Does not making partner have to cause such suffering?
That's what I asked an underemployed attorney I have been interviewing for a feature article for a publication. The suffering seems to be without a basis in reality. After all, even during normal times for the legal sector, only a handful of associates make partner. A few years ago, as the business of law was changing, THE ECONOMIST predicted that likely only one out of nine in law school would become a partner. Now, that's probably lower.
The attorney I was speaking to had worked at large top Manhattan law firms before he washed out of the partner track. Yes, he was shattered and still is, poring over what might have been "mistakes" made. Of course he knows the odds are against reaching that goal.
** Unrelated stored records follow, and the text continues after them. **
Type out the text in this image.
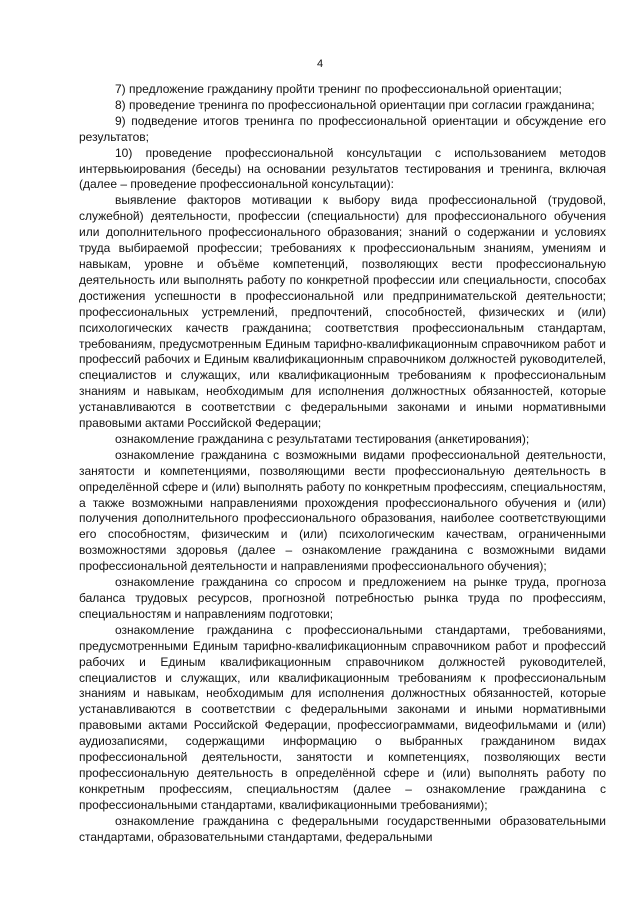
4

7) предложение гражданину пройти тренинг по профессиональной ориентации;

8) проведение тренинга по профессиональной ориентации при согласии гражданина;

9) подведение итогов тренинга по профессиональной ориентации и обсуждение его результатов;

10) проведение профессиональной консультации с использованием методов интервьюирования (беседы) на основании результатов тестирования и тренинга, включая (далее – проведение профессиональной консультации):

выявление факторов мотивации к выбору вида профессиональной (трудовой, служебной) деятельности, профессии (специальности) для профессионального обучения или дополнительного профессионального образования; знаний о содержании и условиях труда выбираемой профессии; требованиях к профессиональным знаниям, умениям и навыкам, уровне и объёме компетенций, позволяющих вести профессиональную деятельность или выполнять работу по конкретной профессии или специальности, способах достижения успешности в профессиональной или предпринимательской деятельности; профессиональных устремлений, предпочтений, способностей, физических и (или) психологических качеств гражданина; соответствия профессиональным стандартам, требованиям, предусмотренным Единым тарифно-квалификационным справочником работ и профессий рабочих и Единым квалификационным справочником должностей руководителей, специалистов и служащих, или квалификационным требованиям к профессиональным знаниям и навыкам, необходимым для исполнения должностных обязанностей, которые устанавливаются в соответствии с федеральными законами и иными нормативными правовыми актами Российской Федерации;

ознакомление гражданина с результатами тестирования (анкетирования);

ознакомление гражданина с возможными видами профессиональной деятельности, занятости и компетенциями, позволяющими вести профессиональную деятельность в определённой сфере и (или) выполнять работу по конкретным профессиям, специальностям, а также возможными направлениями прохождения профессионального обучения и (или) получения дополнительного профессионального образования, наиболее соответствующими его способностям, физическим и (или) психологическим качествам, ограниченными возможностями здоровья (далее – ознакомление гражданина с возможными видами профессиональной деятельности и направлениями профессионального обучения);

ознакомление гражданина со спросом и предложением на рынке труда, прогноза баланса трудовых ресурсов, прогнозной потребностью рынка труда по профессиям, специальностям и направлениям подготовки;

ознакомление гражданина с профессиональными стандартами, требованиями, предусмотренными Единым тарифно-квалификационным справочником работ и профессий рабочих и Единым квалификационным справочником должностей руководителей, специалистов и служащих, или квалификационным требованиям к профессиональным знаниям и навыкам, необходимым для исполнения должностных обязанностей, которые устанавливаются в соответствии с федеральными законами и иными нормативными правовыми актами Российской Федерации, профессиограммами, видеофильмами и (или) аудиозаписями, содержащими информацию о выбранных гражданином видах профессиональной деятельности, занятости и компетенциях, позволяющих вести профессиональную деятельность в определённой сфере и (или) выполнять работу по конкретным профессиям, специальностям (далее – ознакомление гражданина с профессиональными стандартами, квалификационными требованиями);

ознакомление гражданина с федеральными государственными образовательными стандартами, образовательными стандартами, федеральными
He knew it then.
The one person who was able to walk about from that usual trauma intact, he told me, had been a woman who didn't take the game all that seriously. So she didn't self-destruct. Shrewdly, she leveraged her legal background into a new career path as a journalist about the business of law.
So, what can the profession do to prepare new entrants to see the game for what it is, get what they can out of it especially in terms of skills that are marketable in other lines of work, and be grateful they got as far as they did?
My recommendation is to be honest about the difficulty of succeeding. In a sense, the hopes of practicing law have become analogous to the hopes of being paid to act, do stand-up comedy, or write serious nonfiction or fiction. Nothing wrong in trying. But since failure seems in the cards for most, frame all that as a youthful experiment. Eventually, it's a great story to tell our children.